Fehler bei GerätetestTepco muss Reaktivierung eines Atomreaktors verschieben

In dieser Woche will der japanische Energiekonzern Tepco erstmals seit der Atomkatastrophe von Fukushima vor fast 15 Jahren wieder einen Atomreaktor in Betrieb nehmen. Doch kurz vorher funktioniert ein Alarm nicht richtig. Die Bevölkerung ist ohnehin dagegen.
Der japanische Energiekonzern Tepco muss das erste Anfahren eines Reaktors seit der Atomkatastrophe von Fukushima verschieben. Das teilte der Konzern laut dem öffentlich-rechtlichen Sender NHK mit. Die Wiederinbetriebnahme war für Dienstag geplant. Als Grund für die Verschiebung nannte Tepco eine Fehlfunktion eines Alarms bei einem Gerätetest am Wochenende. Bei einer Inspektion zur Entfernung der Steuerstäbe aus Block 6 des Kernkraftwerks Kashiwazaki-Kariwa funktionierte ein Alarm, der hätte ausgelöst werden müssen, nicht ordnungsgemäß. Der Reaktor soll nun voraussichtlich in den kommenden Tagen wieder ans Netz gehen, so NHK weiter.
Im Dezember hatte Tepco-Präsident Tomoaki Kobayakawa mitgeteilt, der erste Block des weltgrößten Atomkraftwerks Kashiwazaki-Kariwa solle am 20. Januar wieder hochgefahren werden. Zuvor hatte das Regionalparlament der Präfektur Niigata, in der die Anlage liegt, grünes Licht für die teilweise Wiederinbetriebnahme gegeben. "Als das für den Unfall von Fukushima Daiichi verantwortliche Unternehmen werden wir die gewonnenen Erkenntnisse und Lehren anwenden", sagte Kobayakawa. "Wir werden die Wiederinbetriebnahme, die erste seit 14 Jahren, fortsetzen und dabei die Sicherheit an oberste Stelle setzen."
Tepco drängte seit langer Zeit darauf, eigene Atomreaktoren wieder hochfahren zu dürfen, um die hohen Importkosten für ersatzweise betriebene Wärmekraftwerke zu senken. Während der gesamten Abschaltungszeit waren die 6.000 Mitarbeiter des Kernkraftwerks Kashiwazaki-Kariwa im Dienst geblieben.
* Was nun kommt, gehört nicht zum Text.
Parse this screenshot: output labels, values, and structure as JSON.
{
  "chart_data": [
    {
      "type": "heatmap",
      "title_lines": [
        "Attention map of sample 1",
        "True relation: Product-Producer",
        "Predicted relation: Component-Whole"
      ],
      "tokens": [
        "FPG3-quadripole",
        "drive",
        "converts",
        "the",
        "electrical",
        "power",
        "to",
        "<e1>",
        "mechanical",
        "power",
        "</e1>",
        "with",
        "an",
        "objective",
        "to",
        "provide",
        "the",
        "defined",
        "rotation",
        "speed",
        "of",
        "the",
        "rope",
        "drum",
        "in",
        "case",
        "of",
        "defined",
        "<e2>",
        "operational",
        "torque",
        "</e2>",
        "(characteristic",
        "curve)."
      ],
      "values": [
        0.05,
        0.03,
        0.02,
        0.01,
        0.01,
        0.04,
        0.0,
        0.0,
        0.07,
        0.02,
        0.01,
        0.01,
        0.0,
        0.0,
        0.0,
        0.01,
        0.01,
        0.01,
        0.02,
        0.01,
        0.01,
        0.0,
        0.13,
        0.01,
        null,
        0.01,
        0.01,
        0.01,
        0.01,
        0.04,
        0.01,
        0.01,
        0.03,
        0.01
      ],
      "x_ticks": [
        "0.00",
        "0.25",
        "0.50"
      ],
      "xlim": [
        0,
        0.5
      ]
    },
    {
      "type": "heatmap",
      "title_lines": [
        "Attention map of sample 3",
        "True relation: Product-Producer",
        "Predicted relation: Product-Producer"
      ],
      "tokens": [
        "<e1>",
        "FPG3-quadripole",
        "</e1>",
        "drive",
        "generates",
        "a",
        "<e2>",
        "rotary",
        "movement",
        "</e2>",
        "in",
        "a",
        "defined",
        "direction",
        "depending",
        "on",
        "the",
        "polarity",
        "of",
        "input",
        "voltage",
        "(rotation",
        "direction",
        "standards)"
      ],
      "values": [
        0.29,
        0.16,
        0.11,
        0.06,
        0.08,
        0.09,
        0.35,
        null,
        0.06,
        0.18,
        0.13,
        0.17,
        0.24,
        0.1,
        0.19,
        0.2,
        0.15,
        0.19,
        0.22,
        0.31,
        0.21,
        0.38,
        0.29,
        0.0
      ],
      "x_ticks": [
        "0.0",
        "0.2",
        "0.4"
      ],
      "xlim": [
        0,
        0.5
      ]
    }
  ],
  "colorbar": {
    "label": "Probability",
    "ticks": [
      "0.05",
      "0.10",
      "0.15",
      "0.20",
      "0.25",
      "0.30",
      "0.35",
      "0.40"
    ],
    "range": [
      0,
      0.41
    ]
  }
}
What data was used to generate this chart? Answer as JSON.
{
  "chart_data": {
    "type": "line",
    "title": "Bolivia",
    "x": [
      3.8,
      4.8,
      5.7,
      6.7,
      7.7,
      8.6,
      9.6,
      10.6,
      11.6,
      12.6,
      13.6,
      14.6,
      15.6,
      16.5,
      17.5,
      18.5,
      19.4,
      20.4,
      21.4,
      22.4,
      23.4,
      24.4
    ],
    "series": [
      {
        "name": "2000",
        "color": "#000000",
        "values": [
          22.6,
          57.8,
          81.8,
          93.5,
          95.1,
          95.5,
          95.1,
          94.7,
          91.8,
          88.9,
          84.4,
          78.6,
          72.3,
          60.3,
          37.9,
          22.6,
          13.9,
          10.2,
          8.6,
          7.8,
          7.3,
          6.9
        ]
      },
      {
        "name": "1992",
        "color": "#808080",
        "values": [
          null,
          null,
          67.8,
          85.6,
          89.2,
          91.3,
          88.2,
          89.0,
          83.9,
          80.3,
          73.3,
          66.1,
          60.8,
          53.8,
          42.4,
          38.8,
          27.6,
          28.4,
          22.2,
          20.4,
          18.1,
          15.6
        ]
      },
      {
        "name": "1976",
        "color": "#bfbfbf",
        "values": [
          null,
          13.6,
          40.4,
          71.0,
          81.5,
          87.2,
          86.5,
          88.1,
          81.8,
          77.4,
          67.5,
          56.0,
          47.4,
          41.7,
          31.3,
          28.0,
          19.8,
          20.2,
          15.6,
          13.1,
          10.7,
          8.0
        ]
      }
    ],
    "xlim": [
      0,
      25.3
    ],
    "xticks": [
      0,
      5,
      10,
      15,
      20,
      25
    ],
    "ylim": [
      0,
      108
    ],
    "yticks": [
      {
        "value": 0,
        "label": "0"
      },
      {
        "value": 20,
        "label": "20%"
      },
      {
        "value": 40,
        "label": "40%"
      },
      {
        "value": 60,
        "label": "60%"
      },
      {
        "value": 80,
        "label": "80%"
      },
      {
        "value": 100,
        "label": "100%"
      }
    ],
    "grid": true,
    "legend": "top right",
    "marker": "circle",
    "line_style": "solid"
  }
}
Anwohner fühlen sich nicht sicher
Dem britischen Guardian zufolge verfügt das Kernkraftwerk über Seemauern und wasserdichte Türen, um einen besseren Schutz vor einem Tsunami zu gewährleisten. Mobile Dieselgeneratoren und eine große Flotte von Feuerwehrfahrzeugen stünden bereit, um im Notfall Wasser zur Kühlung der Reaktoren bereitzustellen. Verbesserte Filtersysteme wurden installiert, um die Ausbreitung radioaktiver Stoffe zu kontrollieren.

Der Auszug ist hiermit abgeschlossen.